1) 10 different tickers are represented on the same chart. When a user refreshes the chart, how many calls will be made to the data provider? Will there be 10 calls, or is there a way to reduce the number of calls to 1?

2) 1 ticker is represented on the same chart in 10 different calculations (indicators, trading strategies, etc). When a user refreshes the chart, how many calls will be made to the data provider?

3) 1 ticker (the same ticker) is represented on 10 different charts. When a user refreshes the charts, how many calls will be made to the data provider? 1 call or 10?

4) 1000 different charts each have a single, unique ticker (said differently: 1k distinct tickers are represented individually on 1k distinct charts). Will refreshing these 1k charts result in 1k calls made to my data provider, or is it possible to reduce the request to a single call?

A. There is one data request per ticker and frequency combination for historical data from the data pump. You will be responsible for updating the data pump with incoming real time data however you chose to get that data (assuming you are going to use realtime data). Refreshing charts does not rerequest data from the data pump. Regarding your scenarios:

1) There will be 10 different calls from the data pump for each of the different tickers when the chart loads. Data refreshes do not rerequest data from the data pump. Updating the data pump with the most recent incoming realtime data is the responsibility of the application.

2) There will be 1 call from the data pump for the ticker when the chart loads.

3) There will be 1 call from the data pump for the ticker on the first chart when the first chart loads. Subsequent charts will not request data again unless they require data farther back in time than was requested by the earlier chart(s).

4) There will be 1 call from the data pump for the ticker on the first chart when the first chart loads. Subsequent charts will not request data again unless they require data farther back in time than was requested by the earlier chart(s).

Q. Suppose I have two different style charts, minute and tick, that can be updated from a single stream of tick data. The problem is that the incoming stream of tick data needs to be set to either minute or tick format. Is there a way where my pushing in one quote will update both formats?

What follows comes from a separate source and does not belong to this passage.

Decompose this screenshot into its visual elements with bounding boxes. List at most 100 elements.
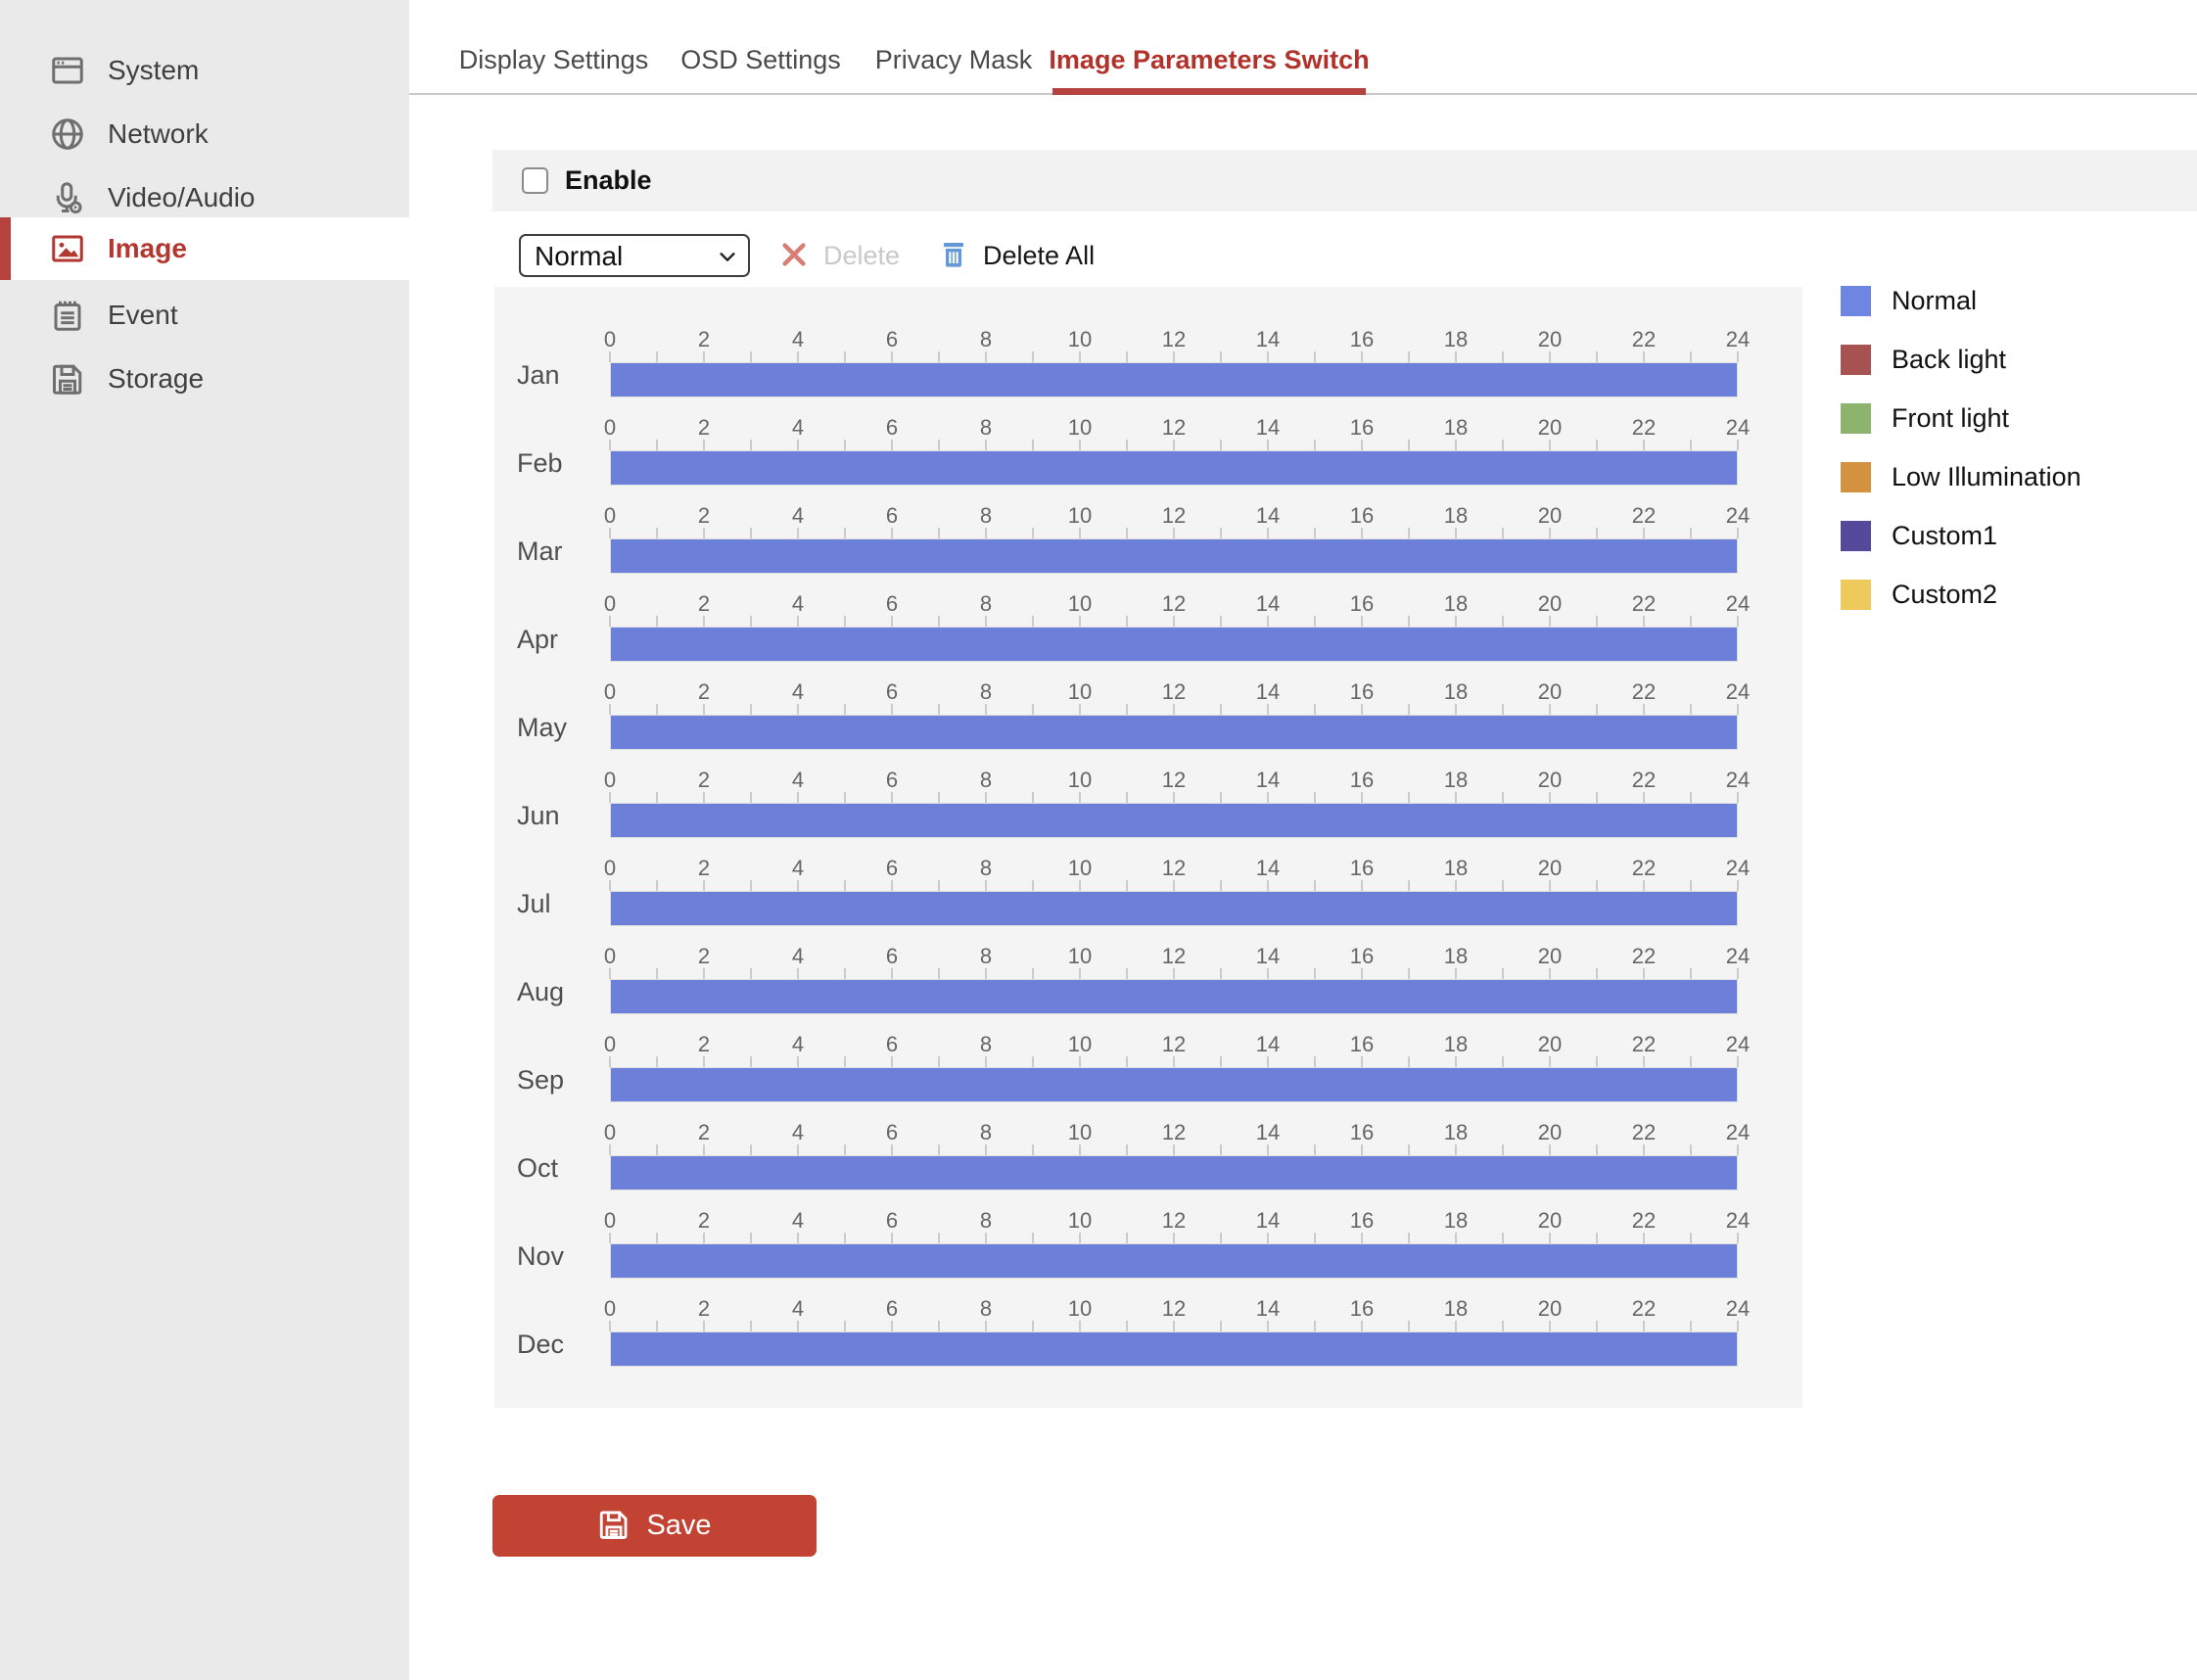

A. No, the data pump doesnt update multiple data streams (minute, tick, etc) with a single update. So what is required is that your app remember which streams are currently open for each ticker and update all the appropriate streams with each new tick value. So for instance if there is a tick stream (0), a 1-minute stream (-1) and an hourly stream (-60) for ticker XYZ, then the app would have to update all 3 streams with each incoming XYZ tick by making NSTSetValues for date, close and volume plus the final NSTCommitRow for each of the 3 different bar intervals (0, -1, -60)

Q. I have a tick data chart. While it was collecting data I reset the chart start date back to an earlier date and I am now seeing strange spikes in the historical tick data. It looks like current price levels are showing up in the older data.

A. Tick data needs to be feed in from earliest date to latest date with no out of order dates/times. If you have a realtime update thread that runs at the same time as a historical thread, then you need to make sure all the historical ticks are uploaded before the realtime ticks start being uploaded. So when reloading the tick data to a date farther back in time, depending upon how the timing between your historical load and realtime updates work, you may need to collect the realtime updates in some array and then just after the historical data is uploaded to the Data Pump, send the collected (and non historical duplicates) to the data pump.